Despite his famous dragon-slaying heroism, St George is not as widely celebrated as the other patron saints of the United Kingdom (St Andrew, St Patrick and St David) and recently there have been calls to revive the festival and even suggestions that St George should be replaced by a saint more closely related to England, such as St Alban. Little is known about the real St George. He was born in Turkey in the 3rd century CE into a Christian family and later moved to Palestine. He became a Roman soldier and protested against the Roman's persecution of Christians, for which he was imprisoned , tortured and beheaded. It's said that during the time of the Crusades he appeared in a vision to the Normans, granting them victory, and this is where he connection with England began. St George represents the ideals of bravery, honour and chivalry and, as well as England, became the patron saint of soldiers, knights, farmers, riders and more recently of scouts, as well as of several other nations, including Georgia, Lithuania, Palestine, Portugal, Germany and Greece.
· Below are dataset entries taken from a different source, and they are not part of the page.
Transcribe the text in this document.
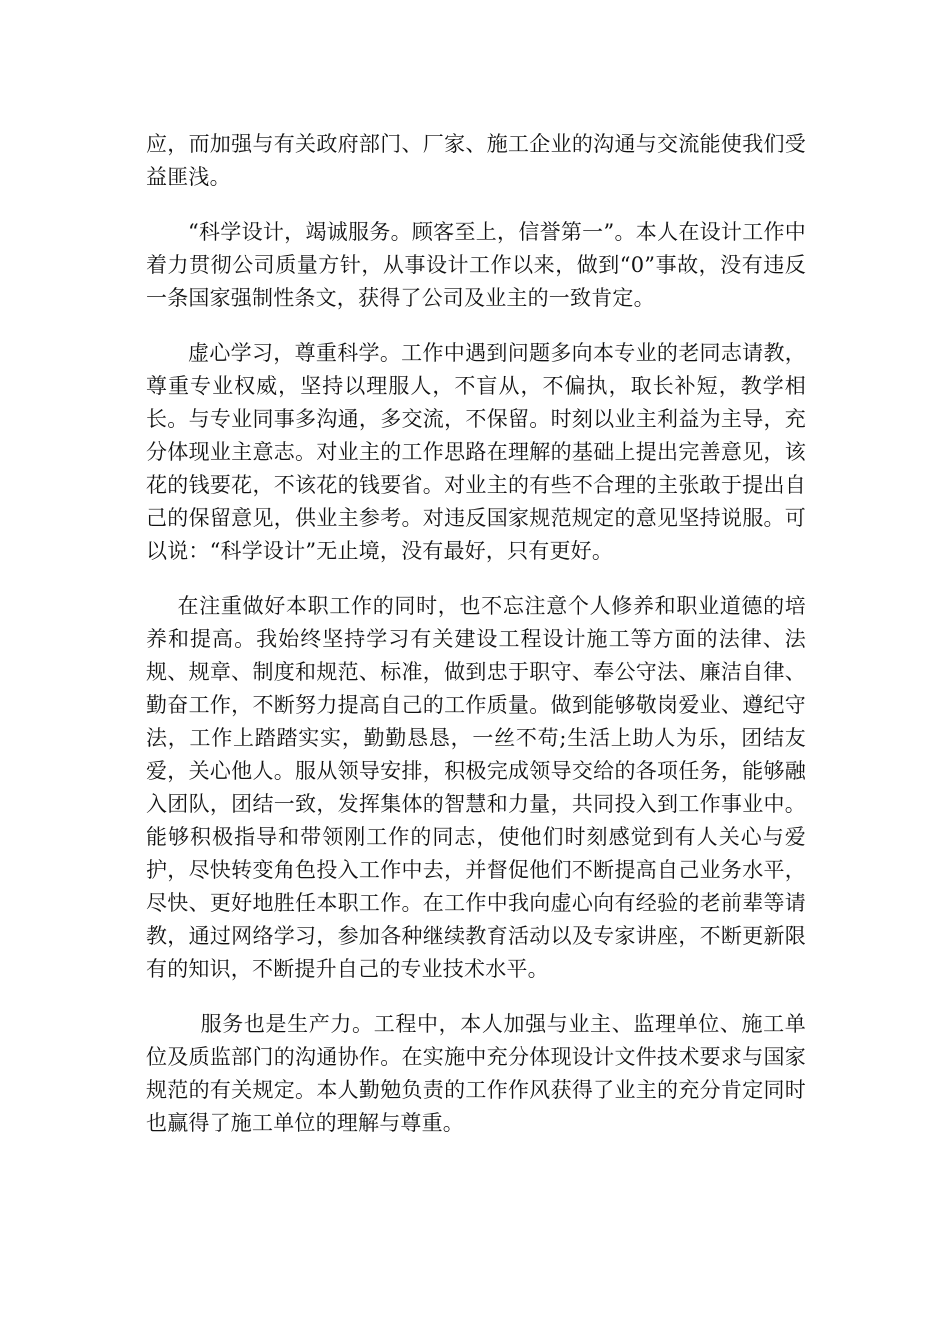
应，而加强与有关政府部门、厂家、施工企业的沟通与交流能使我们受益匪浅。

“科学设计，竭诚服务。顾客至上，信誉第一”。本人在设计工作中着力贯彻公司质量方针，从事设计工作以来，做到“0”事故，没有违反一条国家强制性条文，获得了公司及业主的一致肯定。

虚心学习，尊重科学。工作中遇到问题多向本专业的老同志请教，尊重专业权威，坚持以理服人，不盲从，不偏执，取长补短，教学相长。与专业同事多沟通，多交流，不保留。时刻以业主利益为主导，充分体现业主意志。对业主的工作思路在理解的基础上提出完善意见，该花的钱要花，不该花的钱要省。对业主的有些不合理的主张敢于提出自己的保留意见，供业主参考。对违反国家规范规定的意见坚持说服。可以说：“科学设计”无止境，没有最好，只有更好。

在注重做好本职工作的同时，也不忘注意个人修养和职业道德的培养和提高。我始终坚持学习有关建设工程设计施工等方面的法律、法规、规章、制度和规范、标准，做到忠于职守、奉公守法、廉洁自律、勤奋工作，不断努力提高自己的工作质量。做到能够敬岗爱业、遵纪守法，工作上踏踏实实，勤勤恳恳，一丝不苟;生活上助人为乐，团结友爱，关心他人。服从领导安排，积极完成领导交给的各项任务，能够融入团队，团结一致，发挥集体的智慧和力量，共同投入到工作事业中。能够积极指导和带领刚工作的同志，使他们时刻感觉到有人关心与爱护，尽快转变角色投入工作中去，并督促他们不断提高自己业务水平，尽快、更好地胜任本职工作。在工作中我向虚心向有经验的老前辈等请教，通过网络学习，参加各种继续教育活动以及专家讲座，不断更新限有的知识，不断提升自己的专业技术水平。

服务也是生产力。工程中，本人加强与业主、监理单位、施工单位及质监部门的沟通协作。在实施中充分体现设计文件技术要求与国家规范的有关规定。本人勤勉负责的工作作风获得了业主的充分肯定同时也赢得了施工单位的理解与尊重。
St George's day customs include the flying of the flag of St George, a red cross on a white background, the singing of the hymn Jerusalem and the wearing of a red rose, the national flower of England. The rose, the queen of flowers, has long been associated with England and the red rose has been England's emblem since the Wars of the Roses in which the royal houses of York (represented by a white rose) and Lancaster (represented by a red rose) battled it out for the throne from 1455 to 1485. Henry VII of the the victorious house of Lancaster became king and combined the white and red roses to make the Tudor rose (red with a white centre) when he married Elizabeth of York. Shakespeare himself went on to write about the Wars of the Roses in his history plays Henry VI and Richard II.
The red rose has since become a powerful and enduring symbol of romantic love, as wrote Scotland's famous poet, Robert Burns "O, my luve is like a red, red rose, That's newly sprung in June."